Standard Chartered Bank Group is investing $1.5 billion to revamp its technology globally over three years. The Bank is targeting to migrate over 80 percent of transactions to non-branch channels by 2020.
Nigerian banks charge and N50 monthly for cards maintenance and N1000 for replacement of a lost card. Charges on ATM withdrawals at other banks, or remount-on-us is N65 after the third withdrawal. The Central Bank of Nigeria in September 2014, reintroduced N65 charge on transactions at other banks’ ATM.
In his emailed response to BusinessDay, Ayodele Akinwunmi, head of research, FSDH Merchant Bank Limited, said, cancelation of ATM charge “means lower account maintenance cost for the customers of the banks. So the customers benefit”.
Standard Chartered Bank is not a dominant player in the ATM business in Nigeria. It has less than 40 ATM locations in the country compared with some banks that have over 500 ATM locations.
The Nigerian Senate last month called on the Central Bank of Nigeria (CBN) to suspend the excessive ATM card maintenance charges being deducted from customers.

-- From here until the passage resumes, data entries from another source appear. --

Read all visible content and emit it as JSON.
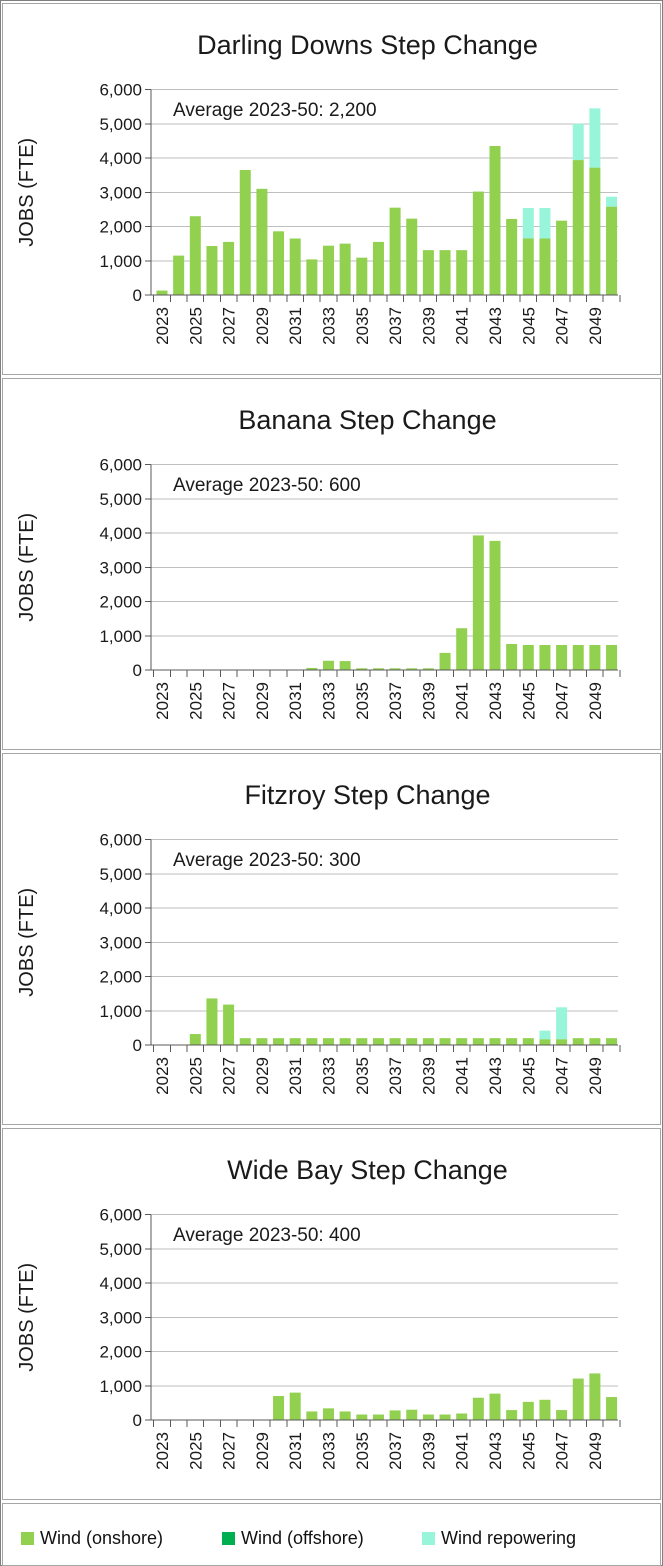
{
  "legend": {
    "items": [
      {
        "label": "Wind (onshore)",
        "color": "#92D050"
      },
      {
        "label": "Wind (offshore)",
        "color": "#00B050"
      },
      {
        "label": "Wind repowering",
        "color": "#99F5D9"
      }
    ]
  },
  "axes": {
    "ylabel": "JOBS (FTE)",
    "ylim": [
      0,
      6000
    ],
    "grid": true,
    "yticks": [
      {
        "value": 0,
        "label": "0"
      },
      {
        "value": 1000,
        "label": "1,000"
      },
      {
        "value": 2000,
        "label": "2,000"
      },
      {
        "value": 3000,
        "label": "3,000"
      },
      {
        "value": 4000,
        "label": "4,000"
      },
      {
        "value": 5000,
        "label": "5,000"
      },
      {
        "value": 6000,
        "label": "6,000"
      }
    ],
    "years": [
      2023,
      2024,
      2025,
      2026,
      2027,
      2028,
      2029,
      2030,
      2031,
      2032,
      2033,
      2034,
      2035,
      2036,
      2037,
      2038,
      2039,
      2040,
      2041,
      2042,
      2043,
      2044,
      2045,
      2046,
      2047,
      2048,
      2049,
      2050
    ],
    "xtick_labels": [
      "2023",
      "2025",
      "2027",
      "2029",
      "2031",
      "2033",
      "2035",
      "2037",
      "2039",
      "2041",
      "2043",
      "2045",
      "2047",
      "2049"
    ]
  },
  "colors": {
    "gridline": "#bfbfbf",
    "axis": "#595959",
    "panel_border": "#a6a6a6"
  },
  "chart_data": [
    {
      "type": "bar",
      "stacked": true,
      "title": "Darling Downs Step Change",
      "annotation": "Average 2023-50: 2,200",
      "xlabel": "",
      "ylabel": "JOBS (FTE)",
      "ylim": [
        0,
        6000
      ],
      "series": [
        {
          "name": "Wind (onshore)",
          "color": "#92D050",
          "values": [
            130,
            1150,
            2300,
            1430,
            1550,
            3650,
            3100,
            1860,
            1650,
            1040,
            1440,
            1500,
            1090,
            1550,
            2550,
            2230,
            1310,
            1310,
            1310,
            3020,
            4350,
            2220,
            1650,
            1650,
            2170,
            3940,
            3720,
            2580
          ]
        },
        {
          "name": "Wind (offshore)",
          "color": "#00B050",
          "values": [
            0,
            0,
            0,
            0,
            0,
            0,
            0,
            0,
            0,
            0,
            0,
            0,
            0,
            0,
            0,
            0,
            0,
            0,
            0,
            0,
            0,
            0,
            0,
            0,
            0,
            0,
            0,
            0
          ]
        },
        {
          "name": "Wind repowering",
          "color": "#99F5D9",
          "values": [
            0,
            0,
            0,
            0,
            0,
            0,
            0,
            0,
            0,
            0,
            0,
            0,
            0,
            0,
            0,
            0,
            0,
            0,
            0,
            0,
            0,
            0,
            890,
            890,
            0,
            1060,
            1730,
            290
          ]
        }
      ]
    },
    {
      "type": "bar",
      "stacked": true,
      "title": "Banana Step Change",
      "annotation": "Average 2023-50: 600",
      "xlabel": "",
      "ylabel": "JOBS (FTE)",
      "ylim": [
        0,
        6000
      ],
      "series": [
        {
          "name": "Wind (onshore)",
          "color": "#92D050",
          "values": [
            0,
            0,
            0,
            0,
            0,
            0,
            0,
            0,
            0,
            60,
            270,
            260,
            50,
            50,
            50,
            50,
            50,
            500,
            1220,
            3930,
            3770,
            760,
            730,
            730,
            730,
            730,
            730,
            730
          ]
        },
        {
          "name": "Wind (offshore)",
          "color": "#00B050",
          "values": [
            0,
            0,
            0,
            0,
            0,
            0,
            0,
            0,
            0,
            0,
            0,
            0,
            0,
            0,
            0,
            0,
            0,
            0,
            0,
            0,
            0,
            0,
            0,
            0,
            0,
            0,
            0,
            0
          ]
        },
        {
          "name": "Wind repowering",
          "color": "#99F5D9",
          "values": [
            0,
            0,
            0,
            0,
            0,
            0,
            0,
            0,
            0,
            0,
            0,
            0,
            0,
            0,
            0,
            0,
            0,
            0,
            0,
            0,
            0,
            0,
            0,
            0,
            0,
            0,
            0,
            0
          ]
        }
      ]
    },
    {
      "type": "bar",
      "stacked": true,
      "title": "Fitzroy Step Change",
      "annotation": "Average 2023-50: 300",
      "xlabel": "",
      "ylabel": "JOBS (FTE)",
      "ylim": [
        0,
        6000
      ],
      "series": [
        {
          "name": "Wind (onshore)",
          "color": "#92D050",
          "values": [
            0,
            0,
            320,
            1360,
            1180,
            200,
            200,
            200,
            200,
            200,
            200,
            200,
            200,
            200,
            200,
            200,
            200,
            200,
            200,
            200,
            200,
            200,
            200,
            170,
            170,
            200,
            200,
            200
          ]
        },
        {
          "name": "Wind (offshore)",
          "color": "#00B050",
          "values": [
            0,
            0,
            0,
            0,
            0,
            0,
            0,
            0,
            0,
            0,
            0,
            0,
            0,
            0,
            0,
            0,
            0,
            0,
            0,
            0,
            0,
            0,
            0,
            0,
            0,
            0,
            0,
            0
          ]
        },
        {
          "name": "Wind repowering",
          "color": "#99F5D9",
          "values": [
            0,
            0,
            0,
            0,
            0,
            0,
            0,
            0,
            0,
            0,
            0,
            0,
            0,
            0,
            0,
            0,
            0,
            0,
            0,
            0,
            0,
            0,
            0,
            250,
            930,
            0,
            0,
            0
          ]
        }
      ]
    },
    {
      "type": "bar",
      "stacked": true,
      "title": "Wide Bay Step Change",
      "annotation": "Average 2023-50: 400",
      "xlabel": "",
      "ylabel": "JOBS (FTE)",
      "ylim": [
        0,
        6000
      ],
      "series": [
        {
          "name": "Wind (onshore)",
          "color": "#92D050",
          "values": [
            0,
            0,
            0,
            0,
            0,
            0,
            0,
            700,
            800,
            250,
            340,
            250,
            160,
            160,
            280,
            300,
            160,
            160,
            190,
            650,
            770,
            290,
            530,
            590,
            290,
            1210,
            1360,
            670
          ]
        },
        {
          "name": "Wind (offshore)",
          "color": "#00B050",
          "values": [
            0,
            0,
            0,
            0,
            0,
            0,
            0,
            0,
            0,
            0,
            0,
            0,
            0,
            0,
            0,
            0,
            0,
            0,
            0,
            0,
            0,
            0,
            0,
            0,
            0,
            0,
            0,
            0
          ]
        },
        {
          "name": "Wind repowering",
          "color": "#99F5D9",
          "values": [
            0,
            0,
            0,
            0,
            0,
            0,
            0,
            0,
            0,
            0,
            0,
            0,
            0,
            0,
            0,
            0,
            0,
            0,
            0,
            0,
            0,
            0,
            0,
            0,
            0,
            0,
            0,
            0
          ]
        }
      ]
    }
  ]
}
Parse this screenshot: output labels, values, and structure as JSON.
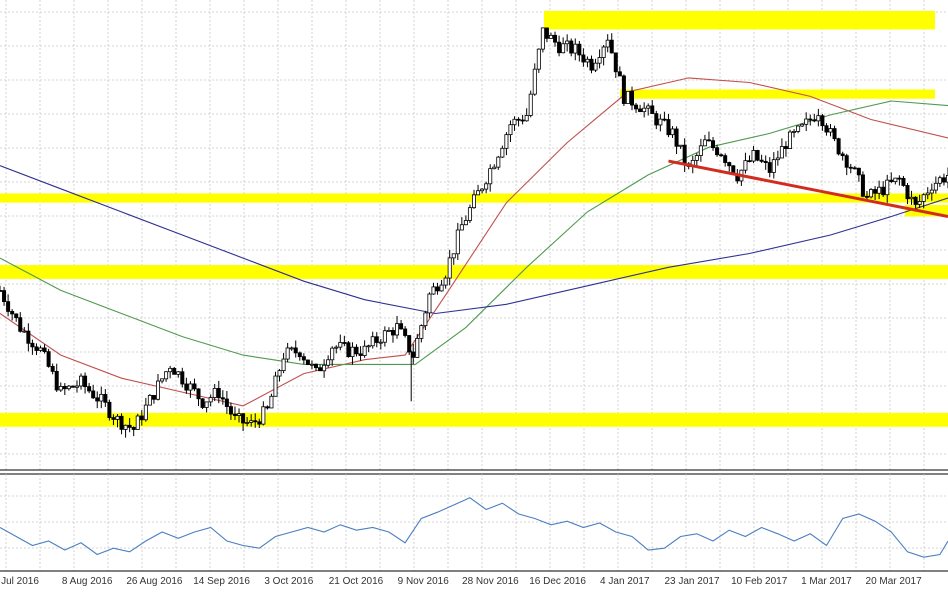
{
  "chart_data": [
    {
      "type": "candlestick",
      "title": "",
      "xlabel": "",
      "ylabel": "",
      "grid": true,
      "x_tick_labels": [
        "Jul 2016",
        "8 Aug 2016",
        "26 Aug 2016",
        "14 Sep 2016",
        "3 Oct 2016",
        "21 Oct 2016",
        "9 Nov 2016",
        "28 Nov 2016",
        "16 Dec 2016",
        "4 Jan 2017",
        "23 Jan 2017",
        "10 Feb 2017",
        "1 Mar 2017",
        "20 Mar 2017"
      ],
      "ylim": [
        0,
        100
      ],
      "price_path": [
        [
          0,
          38
        ],
        [
          10,
          30
        ],
        [
          20,
          25
        ],
        [
          30,
          16
        ],
        [
          40,
          18
        ],
        [
          50,
          14
        ],
        [
          58,
          10
        ],
        [
          66,
          8
        ],
        [
          75,
          15
        ],
        [
          84,
          22
        ],
        [
          92,
          18
        ],
        [
          100,
          14
        ],
        [
          108,
          16
        ],
        [
          116,
          10
        ],
        [
          124,
          9
        ],
        [
          132,
          12
        ],
        [
          140,
          24
        ],
        [
          148,
          25
        ],
        [
          156,
          20
        ],
        [
          164,
          26
        ],
        [
          172,
          25
        ],
        [
          180,
          25
        ],
        [
          188,
          28
        ],
        [
          196,
          30
        ],
        [
          204,
          24
        ],
        [
          212,
          37
        ],
        [
          220,
          42
        ],
        [
          228,
          52
        ],
        [
          236,
          59
        ],
        [
          244,
          66
        ],
        [
          252,
          74
        ],
        [
          260,
          76
        ],
        [
          268,
          94
        ],
        [
          276,
          91
        ],
        [
          284,
          90
        ],
        [
          292,
          87
        ],
        [
          300,
          93
        ],
        [
          308,
          80
        ],
        [
          316,
          78
        ],
        [
          324,
          75
        ],
        [
          332,
          72
        ],
        [
          340,
          64
        ],
        [
          348,
          70
        ],
        [
          356,
          68
        ],
        [
          364,
          63
        ],
        [
          372,
          67
        ],
        [
          380,
          64
        ],
        [
          388,
          70
        ],
        [
          396,
          73
        ],
        [
          404,
          77
        ],
        [
          412,
          70
        ],
        [
          420,
          65
        ],
        [
          428,
          58
        ],
        [
          436,
          60
        ],
        [
          444,
          62
        ],
        [
          452,
          56
        ],
        [
          460,
          61
        ],
        [
          468,
          63
        ]
      ],
      "series": [
        {
          "type": "moving-average",
          "color": "#c0504d",
          "values": [
            [
              0,
              33
            ],
            [
              30,
              24
            ],
            [
              60,
              19
            ],
            [
              90,
              16
            ],
            [
              120,
              13
            ],
            [
              150,
              20
            ],
            [
              180,
              23
            ],
            [
              200,
              24
            ],
            [
              220,
              37
            ],
            [
              250,
              57
            ],
            [
              280,
              70
            ],
            [
              310,
              81
            ],
            [
              340,
              84
            ],
            [
              370,
              83
            ],
            [
              400,
              80
            ],
            [
              430,
              75
            ],
            [
              468,
              71
            ]
          ]
        },
        {
          "type": "moving-average",
          "color": "#4f9a4f",
          "values": [
            [
              0,
              45
            ],
            [
              30,
              38
            ],
            [
              60,
              33
            ],
            [
              90,
              28
            ],
            [
              120,
              24
            ],
            [
              150,
              22
            ],
            [
              180,
              22
            ],
            [
              205,
              22
            ],
            [
              230,
              30
            ],
            [
              260,
              43
            ],
            [
              290,
              55
            ],
            [
              320,
              63
            ],
            [
              350,
              69
            ],
            [
              380,
              72
            ],
            [
              410,
              76
            ],
            [
              440,
              79
            ],
            [
              468,
              78
            ]
          ]
        },
        {
          "type": "moving-average",
          "color": "#2e3192",
          "values": [
            [
              0,
              65
            ],
            [
              30,
              60
            ],
            [
              60,
              55
            ],
            [
              90,
              50
            ],
            [
              120,
              45
            ],
            [
              150,
              40
            ],
            [
              180,
              36
            ],
            [
              215,
              33
            ],
            [
              250,
              35
            ],
            [
              290,
              39
            ],
            [
              330,
              43
            ],
            [
              370,
              46
            ],
            [
              410,
              50
            ],
            [
              440,
              54
            ],
            [
              468,
              58
            ]
          ]
        }
      ],
      "zones": [
        {
          "from": 94.5,
          "to": 98.5,
          "color": "#ffff00"
        },
        {
          "from": 79.5,
          "to": 81.5,
          "color": "#ffff00"
        },
        {
          "from": 57,
          "to": 59,
          "color": "#ffff00"
        },
        {
          "from": 40.5,
          "to": 43.5,
          "color": "#ffff00"
        },
        {
          "from": 8.5,
          "to": 11.5,
          "color": "#ffff00"
        }
      ],
      "trendline": {
        "color": "#d22b1f",
        "points": [
          [
            330,
            66
          ],
          [
            468,
            54
          ]
        ]
      }
    },
    {
      "type": "line",
      "title": "",
      "grid": true,
      "ylim": [
        0,
        100
      ],
      "series": [
        {
          "color": "#4a7fc1",
          "values": [
            [
              0,
              45
            ],
            [
              8,
              35
            ],
            [
              16,
              25
            ],
            [
              24,
              30
            ],
            [
              32,
              20
            ],
            [
              40,
              28
            ],
            [
              48,
              15
            ],
            [
              56,
              22
            ],
            [
              64,
              18
            ],
            [
              72,
              30
            ],
            [
              80,
              40
            ],
            [
              88,
              33
            ],
            [
              96,
              40
            ],
            [
              104,
              45
            ],
            [
              112,
              30
            ],
            [
              120,
              25
            ],
            [
              128,
              22
            ],
            [
              136,
              35
            ],
            [
              144,
              40
            ],
            [
              152,
              45
            ],
            [
              160,
              40
            ],
            [
              168,
              48
            ],
            [
              176,
              42
            ],
            [
              184,
              45
            ],
            [
              192,
              40
            ],
            [
              200,
              28
            ],
            [
              208,
              55
            ],
            [
              216,
              62
            ],
            [
              224,
              70
            ],
            [
              232,
              78
            ],
            [
              240,
              65
            ],
            [
              248,
              72
            ],
            [
              256,
              60
            ],
            [
              264,
              55
            ],
            [
              272,
              48
            ],
            [
              280,
              52
            ],
            [
              288,
              45
            ],
            [
              296,
              50
            ],
            [
              304,
              40
            ],
            [
              312,
              35
            ],
            [
              320,
              20
            ],
            [
              328,
              22
            ],
            [
              336,
              35
            ],
            [
              344,
              38
            ],
            [
              352,
              30
            ],
            [
              360,
              42
            ],
            [
              368,
              35
            ],
            [
              376,
              45
            ],
            [
              384,
              38
            ],
            [
              392,
              30
            ],
            [
              400,
              38
            ],
            [
              408,
              25
            ],
            [
              416,
              55
            ],
            [
              424,
              60
            ],
            [
              432,
              52
            ],
            [
              440,
              40
            ],
            [
              448,
              18
            ],
            [
              456,
              12
            ],
            [
              464,
              15
            ],
            [
              468,
              30
            ]
          ]
        }
      ]
    }
  ]
}
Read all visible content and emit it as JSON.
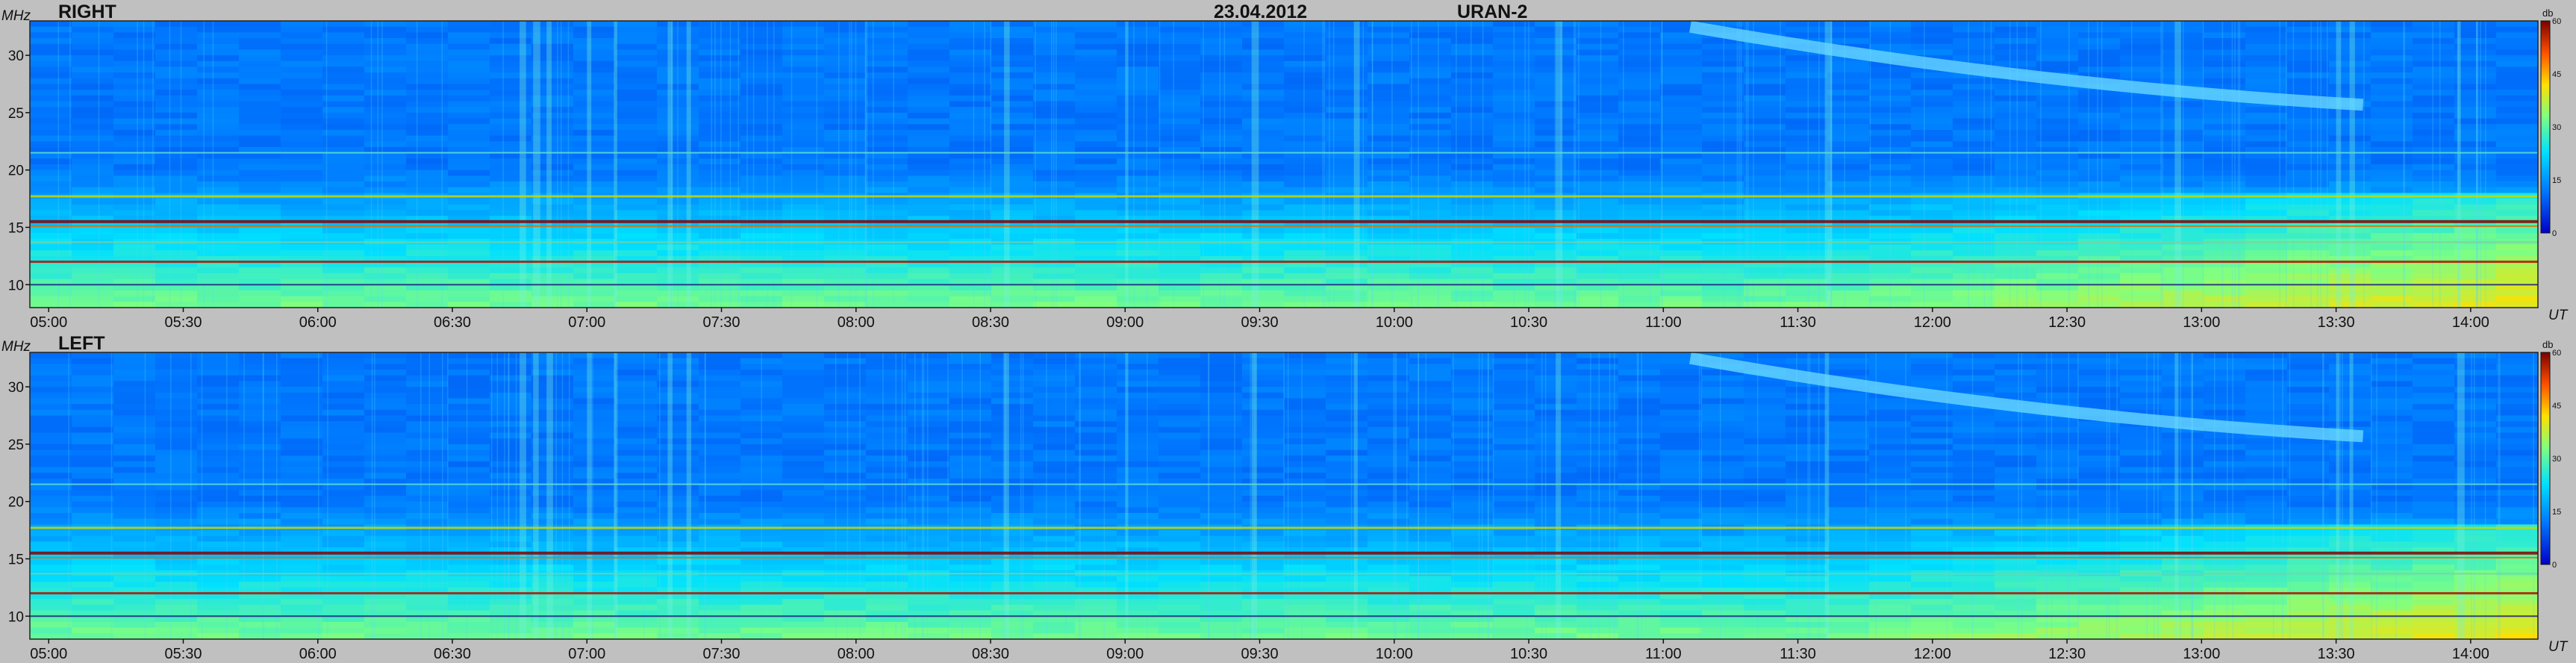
{
  "header": {
    "date": "23.04.2012",
    "instrument": "URAN-2"
  },
  "chart_data": [
    {
      "type": "heatmap",
      "panel_label": "RIGHT",
      "y_unit_label": "MHz",
      "x_unit_label": "UT",
      "x_ticks": [
        "05:00",
        "05:30",
        "06:00",
        "06:30",
        "07:00",
        "07:30",
        "08:00",
        "08:30",
        "09:00",
        "09:30",
        "10:00",
        "10:30",
        "11:00",
        "11:30",
        "12:00",
        "12:30",
        "13:00",
        "13:30",
        "14:00"
      ],
      "x_range_hours": [
        4.93,
        14.25
      ],
      "y_ticks": [
        10,
        15,
        20,
        25,
        30
      ],
      "y_range_mhz": [
        8,
        33
      ],
      "colorbar": {
        "label": "db",
        "ticks": [
          0,
          15,
          30,
          45,
          60
        ],
        "range": [
          0,
          60
        ]
      }
    },
    {
      "type": "heatmap",
      "panel_label": "LEFT",
      "y_unit_label": "MHz",
      "x_unit_label": "UT",
      "x_ticks": [
        "05:00",
        "05:30",
        "06:00",
        "06:30",
        "07:00",
        "07:30",
        "08:00",
        "08:30",
        "09:00",
        "09:30",
        "10:00",
        "10:30",
        "11:00",
        "11:30",
        "12:00",
        "12:30",
        "13:00",
        "13:30",
        "14:00"
      ],
      "x_range_hours": [
        4.93,
        14.25
      ],
      "y_ticks": [
        10,
        15,
        20,
        25,
        30
      ],
      "y_range_mhz": [
        8,
        33
      ],
      "colorbar": {
        "label": "db",
        "ticks": [
          0,
          15,
          30,
          45,
          60
        ],
        "range": [
          0,
          60
        ]
      }
    }
  ]
}
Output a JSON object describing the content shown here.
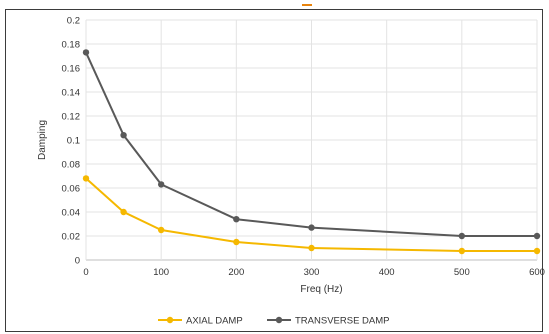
{
  "chart_data": {
    "type": "line",
    "xlabel": "Freq (Hz)",
    "ylabel": "Damping",
    "x": [
      0,
      50,
      100,
      200,
      300,
      500,
      600
    ],
    "x_ticks": [
      "0",
      "100",
      "200",
      "300",
      "400",
      "500",
      "600"
    ],
    "x_tick_values": [
      0,
      100,
      200,
      300,
      400,
      500,
      600
    ],
    "y_ticks": [
      "0",
      "0.02",
      "0.04",
      "0.06",
      "0.08",
      "0.1",
      "0.12",
      "0.14",
      "0.16",
      "0.18",
      "0.2"
    ],
    "y_tick_values": [
      0,
      0.02,
      0.04,
      0.06,
      0.08,
      0.1,
      0.12,
      0.14,
      0.16,
      0.18,
      0.2
    ],
    "xlim": [
      0,
      600
    ],
    "ylim": [
      0,
      0.2
    ],
    "grid": true,
    "legend_position": "bottom",
    "series": [
      {
        "name": "AXIAL DAMP",
        "color": "#f5b800",
        "values": [
          0.068,
          0.04,
          0.025,
          0.015,
          0.01,
          0.0075,
          0.0075
        ]
      },
      {
        "name": "TRANSVERSE DAMP",
        "color": "#595959",
        "values": [
          0.173,
          0.104,
          0.063,
          0.034,
          0.027,
          0.02,
          0.02
        ]
      }
    ]
  }
}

The CBN last year reviewed its “Guide to Charges by Banks and Other Financial Institutions” which replaced the one issued in 2013.
The guide to bank charges provides a basis for the application of charges on various products and services offered by banks and Other Financial Institutions (OFIs) in Nigeria to their customers.
Kelvin Amugo, director, financial policy and regulation department, CBN, said this may be reviewed from time to time to reflect changes in the business environment.